Но Пепек молчал. Только сено пахло медом.
Наконец Ярда перестал говорить.
Он не знал, сколько времени пролежал с открытыми глазами, мучаясь от бессонницы. Голубовато-зеленый свет луны погас, в курятнике пропел петух. Что было потом, Ярда уже не помнил: опустошенный, он уснул под утро свинцовым сном.
Но долго спать ему не пришлось. Он проснулся как от толчка. По крыше как будто бегали голуби: дождь! Ярда отыскал глазами Пепека. Тот стоял и отряхивал попону от сена. Ярда мельком взглянул на часы: половина пятого.
— Ты что, с ума сошел — ведь еще рано!
Пепек аккуратно складывал попону и даже не взглянул на своего напарника.
Ярда встал. Что-то тут не так — это он почувствовал сразу же. Вдруг он схватился за карман и побледнел.
— Где мой револьвер?
Пепек спокойно бросил сложенную попону в ящик.
— Верну, когда перестанешь дурака валять. — Он подошел ближе. Лицо его сморщилось, голос стал хриплым. — Пора тебе понять, что в случае провала мы оба будем висеть на одной осине. И еще кое-что: я отвечаю за успех нашей операции и за тебя лично.
— Не имеешь права… — Ярда осекся: во дворе под чьими-то ногами заскрипел песок. Порывисто нарастал глухой шум насоса, жестяное ведро забренчало под напором хлынувшей воды. Ярда провел рукой по волосам. Проклятый вчерашний разговор, проклятая минута, когда к нему подсунули в качестве партнера эту гориллу. Ярду охватили ярость, бессилие и, наконец, растерянность. Пепек лишил его козырей и добился перевеса.
Человек, набиравший воду, ушел, шаги его затихли вдалеке. Пепек отряхнул от сена пиджак.
— Хотел я остаться здесь еще на день, да лучше убраться сейчас. Слезай!
Они прошли садом, задворками обошли село и мокрым полевым проселком направились в лес.

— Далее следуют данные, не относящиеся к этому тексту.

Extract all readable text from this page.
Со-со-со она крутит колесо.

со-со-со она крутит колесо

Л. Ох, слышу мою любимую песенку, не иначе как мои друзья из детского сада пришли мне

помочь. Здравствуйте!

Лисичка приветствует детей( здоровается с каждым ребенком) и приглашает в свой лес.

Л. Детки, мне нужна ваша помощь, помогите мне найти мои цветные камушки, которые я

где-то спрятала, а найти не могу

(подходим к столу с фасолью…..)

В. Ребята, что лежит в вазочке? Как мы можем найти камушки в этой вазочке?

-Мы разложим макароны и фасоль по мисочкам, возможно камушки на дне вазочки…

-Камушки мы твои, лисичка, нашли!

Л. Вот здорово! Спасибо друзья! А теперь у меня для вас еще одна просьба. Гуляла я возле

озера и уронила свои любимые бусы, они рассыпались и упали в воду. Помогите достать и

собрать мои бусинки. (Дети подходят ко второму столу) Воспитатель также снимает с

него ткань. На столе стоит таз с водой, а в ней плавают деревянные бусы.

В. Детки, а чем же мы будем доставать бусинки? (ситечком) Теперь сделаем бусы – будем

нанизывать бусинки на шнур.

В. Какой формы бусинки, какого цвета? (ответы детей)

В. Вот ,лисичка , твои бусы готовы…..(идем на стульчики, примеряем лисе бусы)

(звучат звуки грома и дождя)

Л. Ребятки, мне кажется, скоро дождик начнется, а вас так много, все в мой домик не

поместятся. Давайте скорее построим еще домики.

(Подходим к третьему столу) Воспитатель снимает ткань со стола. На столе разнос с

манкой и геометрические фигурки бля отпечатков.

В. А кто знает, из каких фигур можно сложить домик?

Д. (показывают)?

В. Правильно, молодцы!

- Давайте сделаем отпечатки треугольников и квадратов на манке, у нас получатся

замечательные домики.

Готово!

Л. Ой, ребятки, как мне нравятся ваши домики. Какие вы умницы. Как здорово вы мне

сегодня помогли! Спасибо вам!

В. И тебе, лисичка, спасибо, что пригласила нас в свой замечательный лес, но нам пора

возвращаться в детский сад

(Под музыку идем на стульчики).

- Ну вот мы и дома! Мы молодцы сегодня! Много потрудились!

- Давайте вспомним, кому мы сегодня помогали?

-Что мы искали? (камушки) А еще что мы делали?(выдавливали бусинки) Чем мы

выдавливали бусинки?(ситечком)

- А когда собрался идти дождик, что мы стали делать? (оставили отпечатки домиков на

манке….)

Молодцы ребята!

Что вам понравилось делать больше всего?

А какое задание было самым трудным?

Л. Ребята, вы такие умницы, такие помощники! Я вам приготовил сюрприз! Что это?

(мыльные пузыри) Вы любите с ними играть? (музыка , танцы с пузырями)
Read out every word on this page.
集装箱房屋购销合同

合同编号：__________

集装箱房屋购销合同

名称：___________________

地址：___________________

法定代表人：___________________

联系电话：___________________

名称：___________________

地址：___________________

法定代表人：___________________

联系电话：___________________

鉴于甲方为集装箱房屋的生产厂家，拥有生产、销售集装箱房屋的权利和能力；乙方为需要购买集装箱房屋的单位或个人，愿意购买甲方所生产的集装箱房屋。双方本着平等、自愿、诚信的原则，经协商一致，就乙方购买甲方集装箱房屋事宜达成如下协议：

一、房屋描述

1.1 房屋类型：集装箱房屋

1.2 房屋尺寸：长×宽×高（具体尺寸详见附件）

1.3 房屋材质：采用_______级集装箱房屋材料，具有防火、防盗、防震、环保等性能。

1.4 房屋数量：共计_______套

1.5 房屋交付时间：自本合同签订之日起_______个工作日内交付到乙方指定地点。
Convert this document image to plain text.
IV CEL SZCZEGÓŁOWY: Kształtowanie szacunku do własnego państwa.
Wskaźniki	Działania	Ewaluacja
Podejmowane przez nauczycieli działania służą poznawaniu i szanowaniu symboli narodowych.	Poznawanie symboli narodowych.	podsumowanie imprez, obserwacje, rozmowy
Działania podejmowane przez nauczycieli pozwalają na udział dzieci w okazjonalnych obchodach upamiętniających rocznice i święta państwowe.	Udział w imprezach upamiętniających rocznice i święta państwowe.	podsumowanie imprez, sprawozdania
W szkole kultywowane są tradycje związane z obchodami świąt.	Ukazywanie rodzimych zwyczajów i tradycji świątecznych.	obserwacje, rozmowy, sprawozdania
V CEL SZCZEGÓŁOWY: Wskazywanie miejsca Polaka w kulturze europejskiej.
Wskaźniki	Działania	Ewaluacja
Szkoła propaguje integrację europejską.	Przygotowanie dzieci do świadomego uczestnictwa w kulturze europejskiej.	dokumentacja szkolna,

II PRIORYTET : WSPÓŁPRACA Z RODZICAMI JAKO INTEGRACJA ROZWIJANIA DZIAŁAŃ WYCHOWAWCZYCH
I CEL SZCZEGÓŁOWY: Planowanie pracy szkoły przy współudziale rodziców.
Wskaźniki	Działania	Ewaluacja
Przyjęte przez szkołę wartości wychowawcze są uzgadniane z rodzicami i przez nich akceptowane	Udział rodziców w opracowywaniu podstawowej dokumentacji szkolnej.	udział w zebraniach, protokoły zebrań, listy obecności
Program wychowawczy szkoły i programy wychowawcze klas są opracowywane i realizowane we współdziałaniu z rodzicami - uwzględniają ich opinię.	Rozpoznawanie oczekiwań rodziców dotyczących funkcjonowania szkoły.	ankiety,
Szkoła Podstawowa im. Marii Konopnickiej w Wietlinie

Капли мелкого дождя, как слезы, стекали с прозрачного плаща Ярды. Этот плащ ему выдали перед отъездом в Мюнхене, но он чешского производства. Разведка учитывала все мелочи.
Пасмурный день только начинался, заплаканное небо низко нависло над полями, кругом ни души. Они шагали молча. Поди узнай, что творится в курчавой голове Пепека.
А в голове этой медленно ворочались тяжелые мысли. Нет, и он не хотел вступить на эту скользкую дорожку.
Когда-то к нему в лагерь приходил агент, но Пепек не согласился. И вот они заарканили его. Так или иначе, они всегда заполучат того, кого выследили. «Ярда — свинья», — думал Пепек. Он сразу почувствовал, что тут что-то неладно. По глазам парня было видно, что он способен на любой подвох и готов поживиться за чужой счет!
Мелкий дождик поливал пашни. Вода струйками стекала с чугунного креста, стоявшего у дороги.
Пепек широкой ладонью отер мокрое лицо. На какой-то момент он почувствовал усталость и отвращение к тому, чем ему приходится заниматься. Не хотел он этого, не его вина, что все так сложилось. Он рвался за океан, хотел жить хорошо и спокойно, затеряться там и загладить свой старый грех. Ведь в первый раз это было печальной случайностью: он не собирался убивать той женщины; видно, уж такая его судьба, что о бок с ним ходит смерть. Пепек огляделся. Ярда шагал мрачный, с выражением оскорбленной невинности. Вот сволочь! Нет, шалишь! Ты еще не дорос, сопляк. Не ты один такой хитрый, что захотел вернуться домой и заплатить за это чужой шкурой!
Лес, безмолвный и тихий, поглотил их. Клочья тумана повисли на кронах елей. Мертвый лес. В такую собачью погоду и птицы где-то спрятались. Только кукушка печально куковала, прощаясь с летом. Ее одинокий печальный голос еще больше подчеркивал гнетущую безлюдность этих мест.
— Ты знаешь эти места, Ярда?
— Само собой. Вон там, за лесом, Геральтице.
— Далеко?
— Часа полтора пути. Может, даже меньше.
— Веди.
Ярда неохотно свернул на узкую стежку: это недоброе чувство — иметь за спиной Пепека. Пепека тоже охватил озноб, но он подумал: «Парень сам подставляет себя, сам будто торопится. Теперь уж либо я, либо он».
Инструкция была ясной: если этот парень попытается предать — не колебаться…
Узкая заросшая тропа, все время приходилось наклоняться. Капли с мокрых ветвей противно холодили затылок, стекали за шиворот.